Farm-to-table Tourism Takes Off
October 12, 2011 Hawaiian Airlines Discount Share
One of my favorite movies is Elvis Presley’s Blue Hawaii. In its picturesque depiction of early 1960s Hawaii, you can see the dominance of sugar and pineapple and a nascent tourism industry on the island landscape. The Hawaii Food & Wine Festival, which concluded Oct. 1, again brought together these two historic mainstays of our island economy in a way that demonstrated the modernday synergy between the two.
The festival was chaired by noted chefs Roy Yamaguchi and Alan Wong, and starred 30 internationally renowned chefs and their local peers in a celebration of their culinary creations and their use of the wealth of farm products and seafood found in Hawaii.
Our agricultural industry, customarily low-key about its contributions, did a remarkable job in helping to contribute the bulk of the products used by the chefs: local beef, abalone, shrimp, tilapia, greens, tomatoes, onions, mangoes, passion fruit and even quail found their way to the plates of foodies.
Yamaguchi and Wong saw fit to designate beneficiaries for the festival’s proceeds that have contributed to the growth of Hawaii’s food scene and to tourism.

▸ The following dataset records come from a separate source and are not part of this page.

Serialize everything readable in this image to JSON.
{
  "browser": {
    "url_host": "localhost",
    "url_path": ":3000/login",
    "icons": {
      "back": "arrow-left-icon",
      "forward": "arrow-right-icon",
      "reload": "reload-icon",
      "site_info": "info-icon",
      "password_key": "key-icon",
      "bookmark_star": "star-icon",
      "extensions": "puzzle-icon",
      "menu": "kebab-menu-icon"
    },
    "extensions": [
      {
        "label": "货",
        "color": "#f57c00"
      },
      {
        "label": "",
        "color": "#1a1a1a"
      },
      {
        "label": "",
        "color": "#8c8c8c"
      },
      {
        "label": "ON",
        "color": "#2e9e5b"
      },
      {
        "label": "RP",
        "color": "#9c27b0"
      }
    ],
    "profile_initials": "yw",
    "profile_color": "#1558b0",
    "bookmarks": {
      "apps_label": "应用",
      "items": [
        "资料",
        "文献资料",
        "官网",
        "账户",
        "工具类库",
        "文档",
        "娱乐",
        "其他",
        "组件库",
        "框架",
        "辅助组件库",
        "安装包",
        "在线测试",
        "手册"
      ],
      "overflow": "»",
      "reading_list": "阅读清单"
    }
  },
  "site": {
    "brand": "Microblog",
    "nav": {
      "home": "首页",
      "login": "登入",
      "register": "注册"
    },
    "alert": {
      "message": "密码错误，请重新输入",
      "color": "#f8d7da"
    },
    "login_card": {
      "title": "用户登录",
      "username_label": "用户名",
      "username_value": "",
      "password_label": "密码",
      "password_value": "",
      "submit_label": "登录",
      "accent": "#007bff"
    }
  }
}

The first is the Hawaii Agricultural Foundation, which promotes agriculture through research, education and outreach. The second is the culinary program at Kapiolani Community College, which continues to produce chefs and travel-related professionals who fill the ranks of the industry. The college is turning the abandoned Cannon Club, on the slopes of Diamond Head, into real-world training site for its students.
As the emcee at the festival’s closing night, I posed this question to the 1,000-plus in attendance on the Great Lawn of Hilton Hawaiian Village, “Hana hou?” The resounding “yes” told me this could become an annual tradition and a terrific means of showcasing our locally grown and produced commodities and foods, solidifying our reputation for exceptional cuisine and strengthening our appeal to visitors.
On the heels of the festival, Royal Hawaiian Center’s farmers market kicked off Oct. 4. Held on the rooftop of the center’s parking garage, the weekly market features vendors of locally grown produce, prepared food, cut flowers and specialty food gifts. Like the Saturday market at Kapiolani Community College, the city’s event on Blaisdell Center grounds and others, this addition will provide another opportunity for visitors and residents to be introduced to the farm products, foods and goods grown and produced in the Islands in an urban setting.
Similarly, Garden Island foodies and visitors were exposed to the farm-totable flavors of Kauai at “It’s A Wrap,” which was held Sept. 21 at Kauai Marriott. Organized by Sandi Kato-Klutke, head of the Hawaii Lodging & Tourism Association’s Kauai chapter, it featured Garden Isle farmers, Kauai Marriott Chef Guy Higa and others in a showcase of locally grown products and mediums to demonstrate the strong link between the visitor industry and agriculture.
The aforementioned events succeed because they’re promoted and publicized. That’s why it was good to see Kauai Mayor Bernard Carvalho Jr. hitting the road to promote the Garden Island.
The mayor made a whirlwind trip to Japan to cement relations with sister-city Iwaki City and to promote tourism. In addition to a full slate of ceremonial events, the mayor’s packed agenda included stops at the Japan Association of Travel Agents’ huge exhibition, talks with news media representatives, presentations of donations from Kauai to disaster victims and a number of tourism-promotion activities.
Having traveled with Mayor Carvalho on previous promotions, I can attest to the importance of public officials representing their cities or nations. Hawaii officials are always welcome in Asia, and we’ve done our best to represent our state and the visitor industry during these tours, as I know Mayor Carvalho did during his sojourn (maybe even singing a song or two to woo the audience). These trips bolster existing markets and open new ones, and it’s vital that we continue to show our appreciation and our faces to our overseas partners.
Viewed separately, these events were all successful.
But taken together, each is like another stone in the solid rock wall that is our tourism industry, each one supporting and building, in its own way, an industry that continues to succeed in one of the toughest and most competitive industries in the world.
MUFI’S VISITOR HEROES
Position: Reservation Clerk
Location: Waikiki Resort Hotel
Guests at the Waikiki Resort Hotel have found a friend in reservationist Sherrie Smith.
Sherrie began her career as a cashier at the hotel’s Korean restaurant before making the move to reservations. She’s gone the extra mile for guests, such as the time she and a co-worker created an unforgettable experience for an elderly woman traveling with three grandchildren and a limited budget. Another time, Sherrie took a reservation from a Korean traveler who struggled with English. Sherrie took it upon herself to call the visitors in Korea before their departure to remind them of their itinerary, follow up with another call upon their arrival, and even notify the car rental company to make sure their car was ready. The guests were overwhelmed with the exceptional service, and so were many others, to judge by the numerous compliments Sherrie receives.
A single mother of two, Sherrie Smith volunteers for many school activities and is actively involved with her church.